欧州委員会が発表した2月12日付けのプレスリリースによれば、中国製の太陽光パネルに賦課しているダンピング防止税や相殺関税を、台湾又はマレーシア経由で欧州連合に輸入される中国製のソーラーモジュールやソーラーセルに対しても適用することが決定されました。

 

欧州委員会が実施した調査によれば、ダンピング防止税等の措置の対象とされる中国製の太陽光パネルを構成するソーラーモジュールやソーラーセルを、台湾やマレーシアを経由させることによって、これらの措置を回避して欧州連合に輸出されていることが立証され、こうした事態を防止するために今回の措置が取られたと説明されています。ただし、この措置は、台湾及びマレーシアの太陽光パネル等の製造企業で、迂回輸出には関係していない企業に対しては適用されません。

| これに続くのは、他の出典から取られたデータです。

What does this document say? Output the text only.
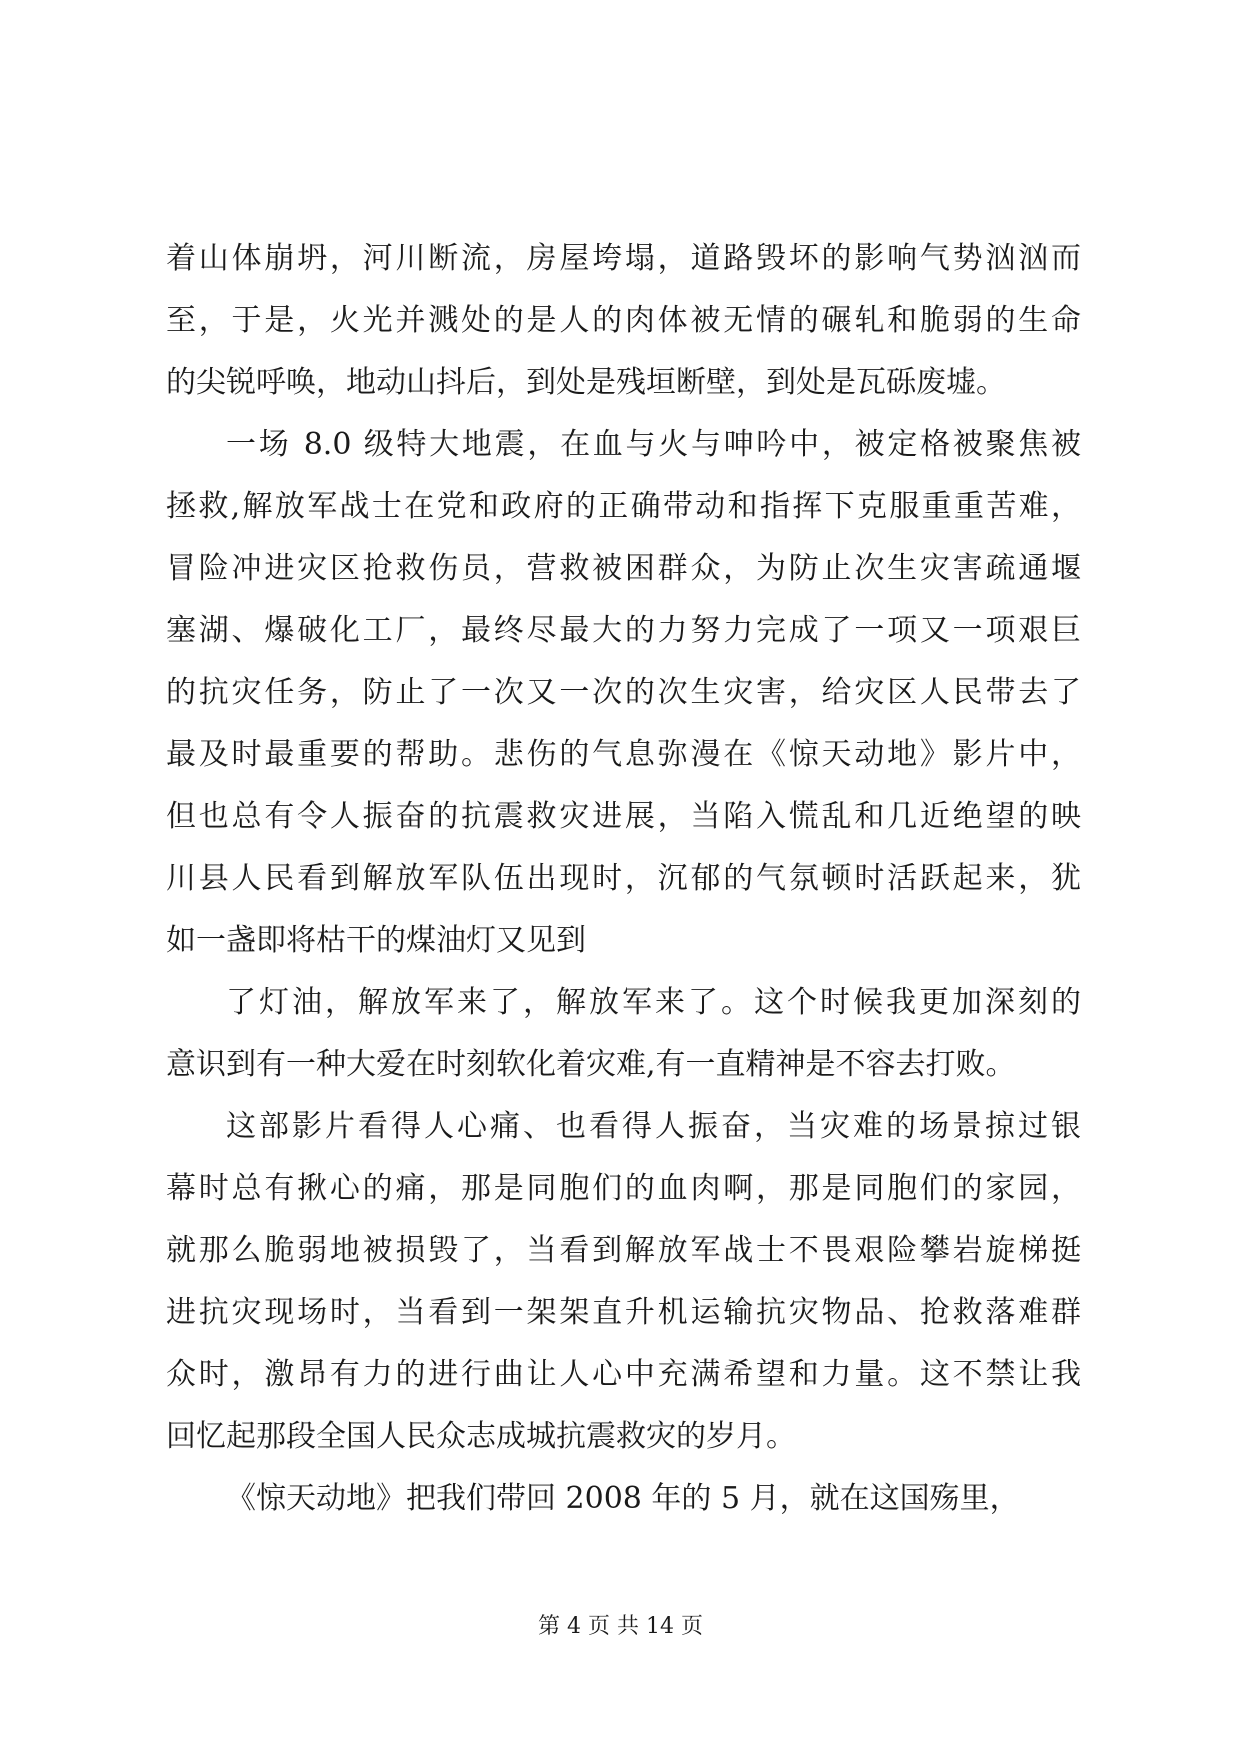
着山体崩坍，河川断流，房屋垮塌，道路毁坏的影响气势汹汹而
至，于是，火光并溅处的是人的肉体被无情的碾轧和脆弱的生命
的尖锐呼唤，地动山抖后，到处是残垣断壁，到处是瓦砾废墟。
一场 8.0 级特大地震，在血与火与呻吟中，被定格被聚焦被
拯救,解放军战士在党和政府的正确带动和指挥下克服重重苦难，
冒险冲进灾区抢救伤员，营救被困群众，为防止次生灾害疏通堰
塞湖、爆破化工厂，最终尽最大的力努力完成了一项又一项艰巨
的抗灾任务，防止了一次又一次的次生灾害，给灾区人民带去了
最及时最重要的帮助。悲伤的气息弥漫在《惊天动地》影片中，
但也总有令人振奋的抗震救灾进展，当陷入慌乱和几近绝望的映
川县人民看到解放军队伍出现时，沉郁的气氛顿时活跃起来，犹
如一盏即将枯干的煤油灯又见到
了灯油，解放军来了，解放军来了。这个时候我更加深刻的
意识到有一种大爱在时刻软化着灾难,有一直精神是不容去打败。
这部影片看得人心痛、也看得人振奋，当灾难的场景掠过银
幕时总有揪心的痛，那是同胞们的血肉啊，那是同胞们的家园，
就那么脆弱地被损毁了，当看到解放军战士不畏艰险攀岩旋梯挺
进抗灾现场时，当看到一架架直升机运输抗灾物品、抢救落难群
众时，激昂有力的进行曲让人心中充满希望和力量。这不禁让我
回忆起那段全国人民众志成城抗震救灾的岁月。
《惊天动地》把我们带回 2008 年的 5 月，就在这国殇里，
第 4 页 共 14 页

具体的には、欧州委員会の説明では台湾企業の約20社及びマレーシア企業の5社については、迂回輸出には関与していないことが認められることから今回の措置の適用の対象ではないとされています。

 

迂回輸出に関する欧州委員会の調査は、2015年5月29日に開始されたもので、欧州連合加盟国の税関当局はその時点に遡ってダンピング防止税及び相殺関税を徴収することができます。中国製の太陽光パネルに対してダンピング防止税等が課されたのは2013年12月5日からで、この措置は2年間有効とされています。2年目に当たる2015年12月5日に見直しの調査が開始されましたが、この調査期間中はこれらの措置は有効とされています。欧州委員会によれば、この調査は2016年中には完了するとされていますが、この見直しの結果取ることのできるのは、現在の措置をそのまま継続するか、完全に撤廃するかの二者択一となると説明されています。